Now that our helper function is set, the last thing to do is plug it into the main function. Note that the variable previously called median will be changed to medianx2 to be more specific about what value the variable is holding. One more added nicety is to place a conditional paired with a break statement before the window sliding procedure. This way, when the last daily debit is evaluated, the window sliding procedure will not be performed, as it would be unnecessary. Here’s the complete solution:

function getMedianx2(countArr, days) {
let sum = 0
for (let i = 0; i < countArr.length; i++) {
sum += countArr[i]
if (sum * 2 === days) return (i * 2 + 1)
if (sum * 2 > days) return (i * 2)
}
}
const countArr = new Array(201).fill(0)
let notices = 0
for (let i = 0; i < days; i++) {
countArr[debits[i]]++
}
for (let i = days; i < debits.length; i++) {
const medianx2 = getMedianx2(countArr, days)
if (debits[i] >= medianx2) notices++
if (i === debits.length - 1) break
countArr[debits[i - days]]--
countArr[debits[i]]++
}
return notices
}

## Process Log:

Here’s a log of how the data is being passed through the function and manipulated.
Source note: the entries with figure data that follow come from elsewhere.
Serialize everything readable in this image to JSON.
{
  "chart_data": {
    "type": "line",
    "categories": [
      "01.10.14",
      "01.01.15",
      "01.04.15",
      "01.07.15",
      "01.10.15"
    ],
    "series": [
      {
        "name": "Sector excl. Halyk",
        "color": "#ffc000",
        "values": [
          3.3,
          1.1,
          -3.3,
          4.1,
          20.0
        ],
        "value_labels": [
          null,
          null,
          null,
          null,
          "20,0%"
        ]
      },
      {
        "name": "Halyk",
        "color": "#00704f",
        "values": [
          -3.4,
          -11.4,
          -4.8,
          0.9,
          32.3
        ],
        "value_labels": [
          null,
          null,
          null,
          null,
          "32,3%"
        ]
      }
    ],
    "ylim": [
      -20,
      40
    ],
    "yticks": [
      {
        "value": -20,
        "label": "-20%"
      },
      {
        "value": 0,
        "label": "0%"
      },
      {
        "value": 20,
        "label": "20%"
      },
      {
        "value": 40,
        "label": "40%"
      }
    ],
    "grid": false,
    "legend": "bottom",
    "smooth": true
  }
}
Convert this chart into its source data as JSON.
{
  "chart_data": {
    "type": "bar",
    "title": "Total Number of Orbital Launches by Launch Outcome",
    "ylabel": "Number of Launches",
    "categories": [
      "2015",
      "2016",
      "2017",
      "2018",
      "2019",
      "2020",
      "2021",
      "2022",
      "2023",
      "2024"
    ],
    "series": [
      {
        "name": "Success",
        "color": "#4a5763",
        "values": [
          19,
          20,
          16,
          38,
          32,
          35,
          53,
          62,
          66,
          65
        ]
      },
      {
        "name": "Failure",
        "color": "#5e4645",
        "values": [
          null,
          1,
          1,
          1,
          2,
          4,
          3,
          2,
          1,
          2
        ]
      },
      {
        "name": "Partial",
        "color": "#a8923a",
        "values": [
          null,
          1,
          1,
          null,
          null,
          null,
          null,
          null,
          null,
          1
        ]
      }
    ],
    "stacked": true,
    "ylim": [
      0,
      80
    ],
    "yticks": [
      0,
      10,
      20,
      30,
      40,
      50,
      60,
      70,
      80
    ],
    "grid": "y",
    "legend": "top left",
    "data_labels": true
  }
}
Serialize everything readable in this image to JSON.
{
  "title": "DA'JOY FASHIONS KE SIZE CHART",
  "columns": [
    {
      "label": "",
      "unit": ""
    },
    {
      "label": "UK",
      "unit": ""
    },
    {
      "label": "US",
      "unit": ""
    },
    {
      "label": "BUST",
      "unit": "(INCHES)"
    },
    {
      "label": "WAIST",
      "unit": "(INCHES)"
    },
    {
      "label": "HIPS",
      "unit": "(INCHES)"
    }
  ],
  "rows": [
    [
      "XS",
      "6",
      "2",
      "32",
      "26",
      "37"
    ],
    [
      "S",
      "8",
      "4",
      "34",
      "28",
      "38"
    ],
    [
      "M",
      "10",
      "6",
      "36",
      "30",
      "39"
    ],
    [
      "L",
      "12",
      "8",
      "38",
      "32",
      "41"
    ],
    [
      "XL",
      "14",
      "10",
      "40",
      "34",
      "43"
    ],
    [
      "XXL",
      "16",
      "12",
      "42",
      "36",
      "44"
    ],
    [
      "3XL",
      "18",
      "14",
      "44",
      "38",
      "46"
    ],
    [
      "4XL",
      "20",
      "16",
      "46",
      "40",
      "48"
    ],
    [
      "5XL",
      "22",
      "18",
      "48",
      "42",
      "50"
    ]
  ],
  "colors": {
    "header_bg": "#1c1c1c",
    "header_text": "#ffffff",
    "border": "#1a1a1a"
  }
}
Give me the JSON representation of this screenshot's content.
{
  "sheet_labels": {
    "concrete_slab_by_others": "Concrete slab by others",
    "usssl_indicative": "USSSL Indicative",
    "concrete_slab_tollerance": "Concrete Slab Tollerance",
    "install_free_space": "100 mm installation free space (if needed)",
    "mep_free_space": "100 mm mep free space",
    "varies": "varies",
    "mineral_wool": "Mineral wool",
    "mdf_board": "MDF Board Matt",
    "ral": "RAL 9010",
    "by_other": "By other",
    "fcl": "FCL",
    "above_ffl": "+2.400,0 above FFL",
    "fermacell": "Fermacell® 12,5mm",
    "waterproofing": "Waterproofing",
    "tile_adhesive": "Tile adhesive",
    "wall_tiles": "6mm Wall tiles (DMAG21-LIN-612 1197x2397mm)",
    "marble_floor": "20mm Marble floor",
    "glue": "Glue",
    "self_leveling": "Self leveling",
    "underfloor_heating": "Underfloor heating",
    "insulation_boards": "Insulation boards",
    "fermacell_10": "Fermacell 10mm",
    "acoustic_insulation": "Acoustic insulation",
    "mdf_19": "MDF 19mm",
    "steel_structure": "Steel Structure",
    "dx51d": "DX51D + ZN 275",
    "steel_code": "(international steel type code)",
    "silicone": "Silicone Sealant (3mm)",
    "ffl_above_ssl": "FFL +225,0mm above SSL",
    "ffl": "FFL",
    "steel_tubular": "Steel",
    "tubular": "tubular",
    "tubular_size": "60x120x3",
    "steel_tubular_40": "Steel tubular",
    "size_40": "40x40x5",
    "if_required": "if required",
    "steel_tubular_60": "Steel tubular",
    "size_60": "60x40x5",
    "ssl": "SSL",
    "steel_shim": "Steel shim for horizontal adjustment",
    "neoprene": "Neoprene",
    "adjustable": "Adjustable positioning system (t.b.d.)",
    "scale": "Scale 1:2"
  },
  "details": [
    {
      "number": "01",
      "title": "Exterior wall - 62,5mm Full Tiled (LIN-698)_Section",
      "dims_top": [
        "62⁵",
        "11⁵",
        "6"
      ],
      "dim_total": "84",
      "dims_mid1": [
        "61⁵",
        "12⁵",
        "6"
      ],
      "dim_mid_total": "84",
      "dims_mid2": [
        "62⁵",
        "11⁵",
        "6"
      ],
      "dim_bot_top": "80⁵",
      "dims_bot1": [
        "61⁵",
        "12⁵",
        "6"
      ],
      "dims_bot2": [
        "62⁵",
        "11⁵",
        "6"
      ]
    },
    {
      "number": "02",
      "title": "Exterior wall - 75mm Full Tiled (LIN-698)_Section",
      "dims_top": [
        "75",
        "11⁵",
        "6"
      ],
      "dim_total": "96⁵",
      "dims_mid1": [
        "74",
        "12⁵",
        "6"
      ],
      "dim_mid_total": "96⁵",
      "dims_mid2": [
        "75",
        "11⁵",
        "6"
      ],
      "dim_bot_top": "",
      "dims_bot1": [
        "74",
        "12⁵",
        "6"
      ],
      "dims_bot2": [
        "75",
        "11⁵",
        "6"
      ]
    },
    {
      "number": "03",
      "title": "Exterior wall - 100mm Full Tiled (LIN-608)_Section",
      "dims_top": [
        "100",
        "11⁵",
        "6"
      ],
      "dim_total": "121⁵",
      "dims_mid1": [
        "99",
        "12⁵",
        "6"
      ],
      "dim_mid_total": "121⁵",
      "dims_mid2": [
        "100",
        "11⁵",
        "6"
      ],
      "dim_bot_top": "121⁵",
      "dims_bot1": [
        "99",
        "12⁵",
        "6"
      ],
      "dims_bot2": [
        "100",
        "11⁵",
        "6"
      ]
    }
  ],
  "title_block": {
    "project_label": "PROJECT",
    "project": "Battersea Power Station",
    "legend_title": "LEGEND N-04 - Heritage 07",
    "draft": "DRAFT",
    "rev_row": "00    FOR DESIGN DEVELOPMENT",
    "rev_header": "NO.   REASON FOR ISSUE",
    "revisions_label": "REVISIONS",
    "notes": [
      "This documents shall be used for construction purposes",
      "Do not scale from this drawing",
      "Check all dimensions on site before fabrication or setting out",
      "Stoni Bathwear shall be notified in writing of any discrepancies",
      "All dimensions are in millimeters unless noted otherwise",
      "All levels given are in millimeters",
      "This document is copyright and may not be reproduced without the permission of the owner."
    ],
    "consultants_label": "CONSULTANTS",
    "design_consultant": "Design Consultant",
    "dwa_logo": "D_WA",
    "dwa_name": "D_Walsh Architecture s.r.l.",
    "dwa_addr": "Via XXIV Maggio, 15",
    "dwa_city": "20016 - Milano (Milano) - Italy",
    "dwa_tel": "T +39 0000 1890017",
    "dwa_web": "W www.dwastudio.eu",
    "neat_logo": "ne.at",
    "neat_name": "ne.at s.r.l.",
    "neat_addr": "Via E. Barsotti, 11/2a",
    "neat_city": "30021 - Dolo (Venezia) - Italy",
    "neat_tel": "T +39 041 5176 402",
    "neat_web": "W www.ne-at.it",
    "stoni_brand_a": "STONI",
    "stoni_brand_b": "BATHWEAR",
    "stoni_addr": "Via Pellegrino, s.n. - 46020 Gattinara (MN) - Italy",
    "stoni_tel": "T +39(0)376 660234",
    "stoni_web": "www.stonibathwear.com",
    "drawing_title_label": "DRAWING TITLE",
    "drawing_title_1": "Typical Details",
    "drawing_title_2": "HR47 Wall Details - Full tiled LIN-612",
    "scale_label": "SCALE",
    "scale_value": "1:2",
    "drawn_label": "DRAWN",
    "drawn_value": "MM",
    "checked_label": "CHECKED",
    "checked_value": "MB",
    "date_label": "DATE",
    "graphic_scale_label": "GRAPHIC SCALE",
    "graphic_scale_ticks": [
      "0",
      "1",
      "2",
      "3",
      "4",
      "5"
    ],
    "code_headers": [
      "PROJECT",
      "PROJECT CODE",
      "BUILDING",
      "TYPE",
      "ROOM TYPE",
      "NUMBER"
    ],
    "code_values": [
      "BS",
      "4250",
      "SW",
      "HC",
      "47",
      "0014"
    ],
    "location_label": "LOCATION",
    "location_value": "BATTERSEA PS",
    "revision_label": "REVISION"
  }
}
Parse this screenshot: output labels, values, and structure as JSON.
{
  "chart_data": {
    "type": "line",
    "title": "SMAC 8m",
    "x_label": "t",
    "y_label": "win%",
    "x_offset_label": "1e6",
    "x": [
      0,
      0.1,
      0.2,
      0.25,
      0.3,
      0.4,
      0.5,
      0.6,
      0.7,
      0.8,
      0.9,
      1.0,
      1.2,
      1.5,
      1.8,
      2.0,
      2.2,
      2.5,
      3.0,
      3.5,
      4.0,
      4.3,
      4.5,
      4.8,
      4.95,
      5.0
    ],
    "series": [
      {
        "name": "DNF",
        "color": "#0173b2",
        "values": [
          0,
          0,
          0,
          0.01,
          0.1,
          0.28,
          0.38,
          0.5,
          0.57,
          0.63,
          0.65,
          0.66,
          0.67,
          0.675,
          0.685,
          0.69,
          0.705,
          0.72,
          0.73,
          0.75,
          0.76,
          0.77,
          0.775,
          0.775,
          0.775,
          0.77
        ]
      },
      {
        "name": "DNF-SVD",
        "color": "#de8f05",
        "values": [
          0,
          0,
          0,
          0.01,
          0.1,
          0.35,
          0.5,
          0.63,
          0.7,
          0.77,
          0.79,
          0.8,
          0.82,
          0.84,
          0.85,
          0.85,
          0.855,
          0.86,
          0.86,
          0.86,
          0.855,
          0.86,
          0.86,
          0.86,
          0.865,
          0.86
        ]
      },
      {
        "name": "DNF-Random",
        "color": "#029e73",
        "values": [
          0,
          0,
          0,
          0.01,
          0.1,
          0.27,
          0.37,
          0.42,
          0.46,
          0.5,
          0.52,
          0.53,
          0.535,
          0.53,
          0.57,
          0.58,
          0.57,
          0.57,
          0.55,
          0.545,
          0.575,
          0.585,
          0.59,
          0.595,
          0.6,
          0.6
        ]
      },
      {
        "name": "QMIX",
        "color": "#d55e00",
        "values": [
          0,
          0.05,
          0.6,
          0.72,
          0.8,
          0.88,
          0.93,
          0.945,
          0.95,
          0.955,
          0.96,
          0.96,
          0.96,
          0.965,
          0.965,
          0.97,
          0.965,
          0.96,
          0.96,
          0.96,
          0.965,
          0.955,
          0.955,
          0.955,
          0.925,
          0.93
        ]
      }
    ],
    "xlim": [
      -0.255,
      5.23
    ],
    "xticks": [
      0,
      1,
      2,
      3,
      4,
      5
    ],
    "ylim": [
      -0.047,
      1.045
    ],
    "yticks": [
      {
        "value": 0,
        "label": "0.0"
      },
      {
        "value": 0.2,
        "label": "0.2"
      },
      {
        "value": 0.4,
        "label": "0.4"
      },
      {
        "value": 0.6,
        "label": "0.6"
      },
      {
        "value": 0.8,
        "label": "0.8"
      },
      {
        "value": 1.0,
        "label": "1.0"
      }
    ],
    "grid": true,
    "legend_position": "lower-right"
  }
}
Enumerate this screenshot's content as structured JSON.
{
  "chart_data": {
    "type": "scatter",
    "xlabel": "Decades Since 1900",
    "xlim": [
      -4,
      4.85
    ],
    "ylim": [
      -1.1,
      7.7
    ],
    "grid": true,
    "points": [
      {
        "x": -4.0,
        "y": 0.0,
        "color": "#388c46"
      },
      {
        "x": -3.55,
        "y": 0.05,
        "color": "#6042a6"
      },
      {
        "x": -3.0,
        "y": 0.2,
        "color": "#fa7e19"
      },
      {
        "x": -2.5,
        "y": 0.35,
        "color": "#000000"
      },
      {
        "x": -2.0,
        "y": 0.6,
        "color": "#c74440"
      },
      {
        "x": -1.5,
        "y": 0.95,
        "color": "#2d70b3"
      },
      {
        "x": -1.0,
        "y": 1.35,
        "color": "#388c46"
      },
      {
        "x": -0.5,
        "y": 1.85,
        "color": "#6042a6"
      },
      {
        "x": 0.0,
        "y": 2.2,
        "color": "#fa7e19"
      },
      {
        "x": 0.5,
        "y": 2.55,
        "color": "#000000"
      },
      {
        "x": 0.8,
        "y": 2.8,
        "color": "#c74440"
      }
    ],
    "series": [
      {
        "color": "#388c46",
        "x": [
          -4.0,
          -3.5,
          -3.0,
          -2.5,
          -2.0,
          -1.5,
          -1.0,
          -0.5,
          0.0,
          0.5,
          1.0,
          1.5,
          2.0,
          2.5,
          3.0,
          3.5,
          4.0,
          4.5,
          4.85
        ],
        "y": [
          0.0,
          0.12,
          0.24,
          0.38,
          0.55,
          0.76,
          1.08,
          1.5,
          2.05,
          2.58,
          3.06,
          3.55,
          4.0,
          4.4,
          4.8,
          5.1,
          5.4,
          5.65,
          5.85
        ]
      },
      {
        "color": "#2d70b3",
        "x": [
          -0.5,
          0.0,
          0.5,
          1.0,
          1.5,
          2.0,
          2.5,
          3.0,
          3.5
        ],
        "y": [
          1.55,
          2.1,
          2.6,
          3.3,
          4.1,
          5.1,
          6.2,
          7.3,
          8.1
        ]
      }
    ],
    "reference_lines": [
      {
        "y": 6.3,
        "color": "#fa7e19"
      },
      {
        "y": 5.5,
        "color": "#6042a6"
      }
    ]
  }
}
Hopefully, it helps to further illustrate the explanation.

const days = 5
const debits = [2, 3, 4, 2, 3, 6, 8, 4, 5]
debits array: [2, 3, 4, 2, 3, 6, 8, 4, 5]
days span: 5
initialize:
count array: [0, 0, 0, 0, 0, 0, 0, 0, 0, 0]
notices: 0
count array: [0, 0, 2, 2, 1, 0, 0, 0, 0, 0]
main loop:
iteration 1
daily debit: 6
trailing days: [2, 3, 4, 2, 3]
get median function:
count array: [0, 0, 2, 2, 1, 0, 0, 0, 0, 0]
trailing day count: 5
getMedian loop:
iteration 1
accumulation sum: 0
current index: 0
iteration 2
accumulation sum: 0
current index: 1
iteration 3
accumulation sum: 2
current index: 2
iteration 4
accumulation sum: 4
current index: 3
medianx2: 6
daily debit(6) is greater than or equal to median * 2 = 6
increment notices
notices + 1 = 1
count array before adjustment: [0, 0, 2, 2, 1, 0, 0, 0, 0, 0]
countArr[2]--
countArr[6]++
count array after adjustment : [0, 0, 1, 2, 1, 0, 1, 0, 0, 0]
iteration 2
daily debit: 8
trailing days: [3, 4, 2, 3, 6]
get median function:
count array: [0, 0, 1, 2, 1, 0, 1, 0, 0, 0]
trailing day count: 5
getMedian loop:
iteration 1
accumulation sum: 0
current index: 0
iteration 2
accumulation sum: 0
current index: 1
iteration 3
accumulation sum: 1
current index: 2
iteration 4
accumulation sum: 3
current index: 3
medianx2: 6
daily debit(8) is greater than or equal to median * 2 = 6
increment notices
notices + 1 = 2
count array before adjustment: [0, 0, 1, 2, 1, 0, 1, 0, 0, 0]
countArr[3]--
countArr[8]++
count array after adjustment : [0, 0, 1, 1, 1, 0, 1, 0, 1, 0]
iteration 3
daily debit: 4
trailing days: [4, 2, 3, 6, 8]
get median function:
count array: [0, 0, 1, 1, 1, 0, 1, 0, 1, 0]
trailing day count: 5
getMedian loop:
iteration 1
accumulation sum: 0
current index: 0
iteration 2
accumulation sum: 0
current index: 1
iteration 3
accumulation sum: 1
current index: 2
iteration 4
accumulation sum: 2
current index: 3
iteration 5
accumulation sum: 3
current index: 4
medianx2: 8
daily debit(4) is less than median * 2 = 8
notices = 2
count array before adjustment: [0, 0, 1, 1, 1, 0, 1, 0, 1, 0]
countArr[4]--
countArr[4]++
count array after adjustment : [0, 0, 1, 1, 1, 0, 1, 0, 1, 0]
iteration 4
daily debit: 5
trailing days: [2, 3, 6, 8, 4]
get median function:
count array: [0, 0, 1, 1, 1, 0, 1, 0, 1, 0]
trailing day count: 5
getMedian loop:
iteration 1
accumulation sum: 0
current index: 0
iteration 2
accumulation sum: 0
current index: 1
iteration 3
accumulation sum: 1
current index: 2
iteration 4
accumulation sum: 2
current index: 3
iteration 5
accumulation sum: 3
current index: 4
medianx2: 8
daily debit(5) is less than median * 2 = 8
notices = 2
output:
notices: 2

Counting sort is a little hard to wrap your head around, but it can be very powerful in the right situation. Try to dig deeper into the magic that’s occurring under the hood while using counting sort. It’s a good brain builder. And try your hand at solving the Fraudulent Activity Notifications challenge!